Contact: Dina Horwedel, Director of Public Education, American Indian College Fund, 303-426-8900, [email protected]
Tribal college program will support Native teacher recruitment, development, and retention for grades K-12.
Denver, Colo.—January 4, 2022– Teachers are some of children’s first role models. However, according to the U.S. Department of Education, fewer than one percent of all people in the teaching profession in the United States are Native American, which is compounded by a lack of Native role model teachers serving in K-12 classrooms in rural areas and reservation-based schools. The American Indian College Fund is launching a two-and-a-half-year Native teacher education program at tribal colleges and universities serving Native communities across the country to support teacher recruitment, development, and retention. Funding for the program is provided by Margaret A. Cargill Philanthropies.

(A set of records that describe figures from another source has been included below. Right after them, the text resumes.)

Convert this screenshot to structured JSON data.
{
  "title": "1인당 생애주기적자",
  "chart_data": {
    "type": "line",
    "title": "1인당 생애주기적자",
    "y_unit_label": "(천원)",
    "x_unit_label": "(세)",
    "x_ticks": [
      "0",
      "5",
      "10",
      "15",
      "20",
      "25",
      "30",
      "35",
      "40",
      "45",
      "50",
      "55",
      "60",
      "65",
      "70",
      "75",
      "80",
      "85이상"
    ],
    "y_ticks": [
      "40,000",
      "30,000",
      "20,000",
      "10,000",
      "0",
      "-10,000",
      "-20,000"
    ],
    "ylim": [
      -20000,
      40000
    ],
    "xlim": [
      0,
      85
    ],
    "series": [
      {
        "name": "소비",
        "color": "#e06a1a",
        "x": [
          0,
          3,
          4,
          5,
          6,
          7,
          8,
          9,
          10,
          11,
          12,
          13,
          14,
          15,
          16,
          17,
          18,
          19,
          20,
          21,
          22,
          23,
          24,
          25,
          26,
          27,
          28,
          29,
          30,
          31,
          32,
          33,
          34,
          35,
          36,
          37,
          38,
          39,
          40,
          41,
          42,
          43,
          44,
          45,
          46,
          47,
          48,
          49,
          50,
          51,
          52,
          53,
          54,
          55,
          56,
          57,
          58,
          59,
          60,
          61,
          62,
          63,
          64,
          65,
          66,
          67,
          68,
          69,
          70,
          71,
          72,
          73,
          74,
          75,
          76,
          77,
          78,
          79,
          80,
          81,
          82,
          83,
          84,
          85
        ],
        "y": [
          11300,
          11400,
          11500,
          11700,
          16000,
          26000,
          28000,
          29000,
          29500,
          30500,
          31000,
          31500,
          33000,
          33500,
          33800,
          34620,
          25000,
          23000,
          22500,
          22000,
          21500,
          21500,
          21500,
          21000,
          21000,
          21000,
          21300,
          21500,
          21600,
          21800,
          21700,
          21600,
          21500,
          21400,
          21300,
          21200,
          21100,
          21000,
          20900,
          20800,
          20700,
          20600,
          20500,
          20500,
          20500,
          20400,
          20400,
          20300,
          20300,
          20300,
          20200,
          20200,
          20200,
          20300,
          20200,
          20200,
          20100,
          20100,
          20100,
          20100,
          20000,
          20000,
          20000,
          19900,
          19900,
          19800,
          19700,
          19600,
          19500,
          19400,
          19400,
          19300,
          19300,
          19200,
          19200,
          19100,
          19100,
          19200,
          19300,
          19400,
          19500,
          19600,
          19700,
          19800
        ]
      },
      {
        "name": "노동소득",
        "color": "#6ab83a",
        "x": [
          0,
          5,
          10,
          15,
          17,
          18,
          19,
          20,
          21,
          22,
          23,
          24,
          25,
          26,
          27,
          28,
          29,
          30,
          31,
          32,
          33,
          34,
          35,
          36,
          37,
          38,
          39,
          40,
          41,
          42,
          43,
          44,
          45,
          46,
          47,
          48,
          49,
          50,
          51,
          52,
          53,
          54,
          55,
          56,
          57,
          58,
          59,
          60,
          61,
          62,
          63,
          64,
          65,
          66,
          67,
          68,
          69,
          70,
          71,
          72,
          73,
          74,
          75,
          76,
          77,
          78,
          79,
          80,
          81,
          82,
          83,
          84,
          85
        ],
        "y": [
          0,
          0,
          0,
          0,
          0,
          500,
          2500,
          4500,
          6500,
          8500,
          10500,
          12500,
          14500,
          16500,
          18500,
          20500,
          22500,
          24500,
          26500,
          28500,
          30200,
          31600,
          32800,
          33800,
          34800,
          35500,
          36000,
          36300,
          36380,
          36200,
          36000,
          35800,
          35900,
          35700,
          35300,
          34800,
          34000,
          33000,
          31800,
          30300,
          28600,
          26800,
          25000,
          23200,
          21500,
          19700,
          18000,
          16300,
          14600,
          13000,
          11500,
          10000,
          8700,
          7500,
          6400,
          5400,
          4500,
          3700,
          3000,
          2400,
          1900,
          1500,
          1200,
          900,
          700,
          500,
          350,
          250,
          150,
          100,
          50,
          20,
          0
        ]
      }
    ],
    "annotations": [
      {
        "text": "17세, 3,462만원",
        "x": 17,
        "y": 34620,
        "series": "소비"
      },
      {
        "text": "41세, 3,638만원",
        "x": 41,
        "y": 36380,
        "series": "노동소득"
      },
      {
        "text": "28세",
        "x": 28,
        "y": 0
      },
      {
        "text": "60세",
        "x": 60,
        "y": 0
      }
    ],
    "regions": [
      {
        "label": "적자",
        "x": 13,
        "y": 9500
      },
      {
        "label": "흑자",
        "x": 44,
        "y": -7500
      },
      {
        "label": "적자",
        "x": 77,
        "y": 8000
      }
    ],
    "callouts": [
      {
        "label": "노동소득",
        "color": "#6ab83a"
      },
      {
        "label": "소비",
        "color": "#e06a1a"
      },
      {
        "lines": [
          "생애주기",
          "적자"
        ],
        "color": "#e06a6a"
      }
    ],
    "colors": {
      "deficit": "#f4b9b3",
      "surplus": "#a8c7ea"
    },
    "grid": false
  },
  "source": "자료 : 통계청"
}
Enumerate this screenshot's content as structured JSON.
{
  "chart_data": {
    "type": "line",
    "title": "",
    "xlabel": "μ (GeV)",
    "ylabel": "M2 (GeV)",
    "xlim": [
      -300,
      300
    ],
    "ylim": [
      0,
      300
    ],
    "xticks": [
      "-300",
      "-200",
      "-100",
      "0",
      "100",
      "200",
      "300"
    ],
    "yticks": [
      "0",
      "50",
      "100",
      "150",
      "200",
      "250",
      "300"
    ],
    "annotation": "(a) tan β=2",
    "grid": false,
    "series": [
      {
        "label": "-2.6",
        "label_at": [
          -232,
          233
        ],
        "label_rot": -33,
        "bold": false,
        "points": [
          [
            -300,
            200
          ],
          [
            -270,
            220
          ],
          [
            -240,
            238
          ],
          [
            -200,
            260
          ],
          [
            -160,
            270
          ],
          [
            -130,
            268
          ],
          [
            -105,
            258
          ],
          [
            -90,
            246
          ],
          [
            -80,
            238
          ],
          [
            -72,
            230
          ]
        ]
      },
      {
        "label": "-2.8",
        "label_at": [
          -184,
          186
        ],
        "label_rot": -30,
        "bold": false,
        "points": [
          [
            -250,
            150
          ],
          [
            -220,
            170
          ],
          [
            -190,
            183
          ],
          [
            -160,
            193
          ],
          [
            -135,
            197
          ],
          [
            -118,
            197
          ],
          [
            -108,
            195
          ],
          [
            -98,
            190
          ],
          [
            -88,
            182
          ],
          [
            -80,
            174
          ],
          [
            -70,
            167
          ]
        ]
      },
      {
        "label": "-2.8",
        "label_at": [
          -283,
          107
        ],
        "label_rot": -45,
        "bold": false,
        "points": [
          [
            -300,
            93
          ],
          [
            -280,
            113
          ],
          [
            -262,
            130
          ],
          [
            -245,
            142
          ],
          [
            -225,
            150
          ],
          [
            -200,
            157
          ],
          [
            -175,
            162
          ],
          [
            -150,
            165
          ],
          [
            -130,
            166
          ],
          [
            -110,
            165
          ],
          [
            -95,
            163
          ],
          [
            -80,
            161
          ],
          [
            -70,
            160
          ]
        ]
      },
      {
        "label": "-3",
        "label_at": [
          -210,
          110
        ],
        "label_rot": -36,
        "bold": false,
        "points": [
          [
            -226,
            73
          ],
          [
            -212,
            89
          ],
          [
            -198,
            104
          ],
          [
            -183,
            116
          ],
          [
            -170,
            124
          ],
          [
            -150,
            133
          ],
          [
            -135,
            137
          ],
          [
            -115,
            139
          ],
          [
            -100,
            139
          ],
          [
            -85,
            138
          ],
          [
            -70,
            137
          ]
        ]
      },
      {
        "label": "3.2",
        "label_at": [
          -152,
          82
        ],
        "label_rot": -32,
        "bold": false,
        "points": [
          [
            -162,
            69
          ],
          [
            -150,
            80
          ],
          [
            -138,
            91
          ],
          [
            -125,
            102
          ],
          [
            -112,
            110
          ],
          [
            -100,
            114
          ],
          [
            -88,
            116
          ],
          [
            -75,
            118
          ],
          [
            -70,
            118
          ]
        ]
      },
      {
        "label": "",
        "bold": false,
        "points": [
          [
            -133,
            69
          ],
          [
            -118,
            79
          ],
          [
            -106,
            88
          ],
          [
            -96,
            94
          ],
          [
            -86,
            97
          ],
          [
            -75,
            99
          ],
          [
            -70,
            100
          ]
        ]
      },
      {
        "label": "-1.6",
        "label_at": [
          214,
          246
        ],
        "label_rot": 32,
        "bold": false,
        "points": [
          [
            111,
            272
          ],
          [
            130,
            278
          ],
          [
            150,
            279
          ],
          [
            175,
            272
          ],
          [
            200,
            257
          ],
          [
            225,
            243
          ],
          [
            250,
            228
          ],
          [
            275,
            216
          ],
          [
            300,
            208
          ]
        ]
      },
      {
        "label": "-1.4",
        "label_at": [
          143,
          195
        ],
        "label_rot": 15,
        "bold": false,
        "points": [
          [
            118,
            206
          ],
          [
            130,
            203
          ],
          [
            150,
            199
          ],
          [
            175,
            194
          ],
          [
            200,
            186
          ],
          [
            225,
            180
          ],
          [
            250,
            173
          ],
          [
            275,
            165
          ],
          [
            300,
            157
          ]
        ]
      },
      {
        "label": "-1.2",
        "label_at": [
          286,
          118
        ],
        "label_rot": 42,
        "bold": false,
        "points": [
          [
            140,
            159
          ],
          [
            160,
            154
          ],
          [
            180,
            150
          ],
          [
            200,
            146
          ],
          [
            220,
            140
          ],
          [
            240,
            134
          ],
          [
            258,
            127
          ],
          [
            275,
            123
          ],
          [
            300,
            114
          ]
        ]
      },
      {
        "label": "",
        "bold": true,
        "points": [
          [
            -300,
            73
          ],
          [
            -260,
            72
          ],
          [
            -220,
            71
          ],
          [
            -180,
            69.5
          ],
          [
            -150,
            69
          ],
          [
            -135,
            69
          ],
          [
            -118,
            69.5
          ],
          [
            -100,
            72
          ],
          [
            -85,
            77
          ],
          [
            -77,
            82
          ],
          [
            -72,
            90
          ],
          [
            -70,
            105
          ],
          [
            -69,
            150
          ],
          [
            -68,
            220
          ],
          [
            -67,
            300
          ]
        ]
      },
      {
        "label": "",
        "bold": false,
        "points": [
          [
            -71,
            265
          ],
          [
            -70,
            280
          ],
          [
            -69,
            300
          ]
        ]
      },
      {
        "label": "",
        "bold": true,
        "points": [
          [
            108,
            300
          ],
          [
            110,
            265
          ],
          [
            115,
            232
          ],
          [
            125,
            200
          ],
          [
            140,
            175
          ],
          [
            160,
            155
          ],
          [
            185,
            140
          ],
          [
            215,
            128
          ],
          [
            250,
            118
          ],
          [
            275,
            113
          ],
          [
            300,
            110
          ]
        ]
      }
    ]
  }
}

The program, called Wounspekiya Unspewicakiyapi, or teaching teachers, will increase the number of Native teachers working in Native communities while ensuring the continuity and sustainability of Indigenous knowledge and lifeways in Native students. Program graduates will go on to serve not just as teachers, but also as community advocates, role models, and culture-keepers in their communities, while prioritizing a Native world view with their students.
The reason for the Native teacher shortage is systemic. A range of barriers prevent Native students from pursuing a teaching career. They include poor perceptions of the value of teaching as a career; accessibility to and awareness of postsecondary education pathways; a need for financial assistance, college preparation, and career guidance support; and TCUs’ limited capacity to develop the next generation of teachers (including a lack of student teaching and college transfer opportunities to four-year degree and teaching certificate programs). Yet the development of a strong generation of Native teachers is what is needed to develop the talents and futures of Native children.
The Wounspekiya Unspewicakiyapi project is designed to support students interested in education careers from the recruitment phase to their first and second academic years, through teacher education programs to state certiﬁcation and employment. The College Fund will work with TCUs through a co-visioning process to examine obstacles to completing teacher education programs and to provide support to build upon and amplify successful practices identified by TCUs to increase student success.
Five pre-selected TCUs with existing teacher education programs will participate in the Wounspekiya Unspewicakiyapi project in the first program year. Emerging teacher education programs at other tribal colleges and universities will receive small innovation grants in the second program year, with funding based on the established capacity of teacher education programs. Established teacher education programs will be given funding priority with small grants awarded to support new programs. TCUs will be chosen based on how their programs support recruitment, retention, completion, and certification upon graduation of Native students in TCU teacher education programs.
Cheryl Crazy Bull, President and CEO of the College Fund, said, “As parents and educators, we know teachers not only impact skills, knowledge, and abilities of students, they also complement the role of the family as caretakers and role models. The College Fund welcomes this opportunity to partner with our TCUs and Margaret A. Cargill Philanthropies to increase the number of Native teachers of our children and youth.”
About the American Indian College Fund—The American Indian College Fund has been the nation’s largest charity supporting Native higher education for 32 years. The College Fund believes “Education is the answer” and provided $15.5 million in scholarships and other direct student support to American Indian students in 2020-21. Since its founding in 1989 the College Fund has provided more than $259 million in scholarships, program, and community support. The College Fund also supports a variety of academic and support programs at the nation’s 35 accredited tribal colleges and universities, which are located on or near Indian reservations, ensuring students have the tools to graduate and succeed in their careers. The College Fund consistently receives top ratings from independent charity evaluators and is one of the nation’s top 100 charities named to the Better Business Bureau’s Wise Giving Alliance. For more information about the American Indian College Fund, please visit www.collegefund.org.
Journalists: The American Indian College Fund does not use the acronym AICF. On second reference, please use the College Fund.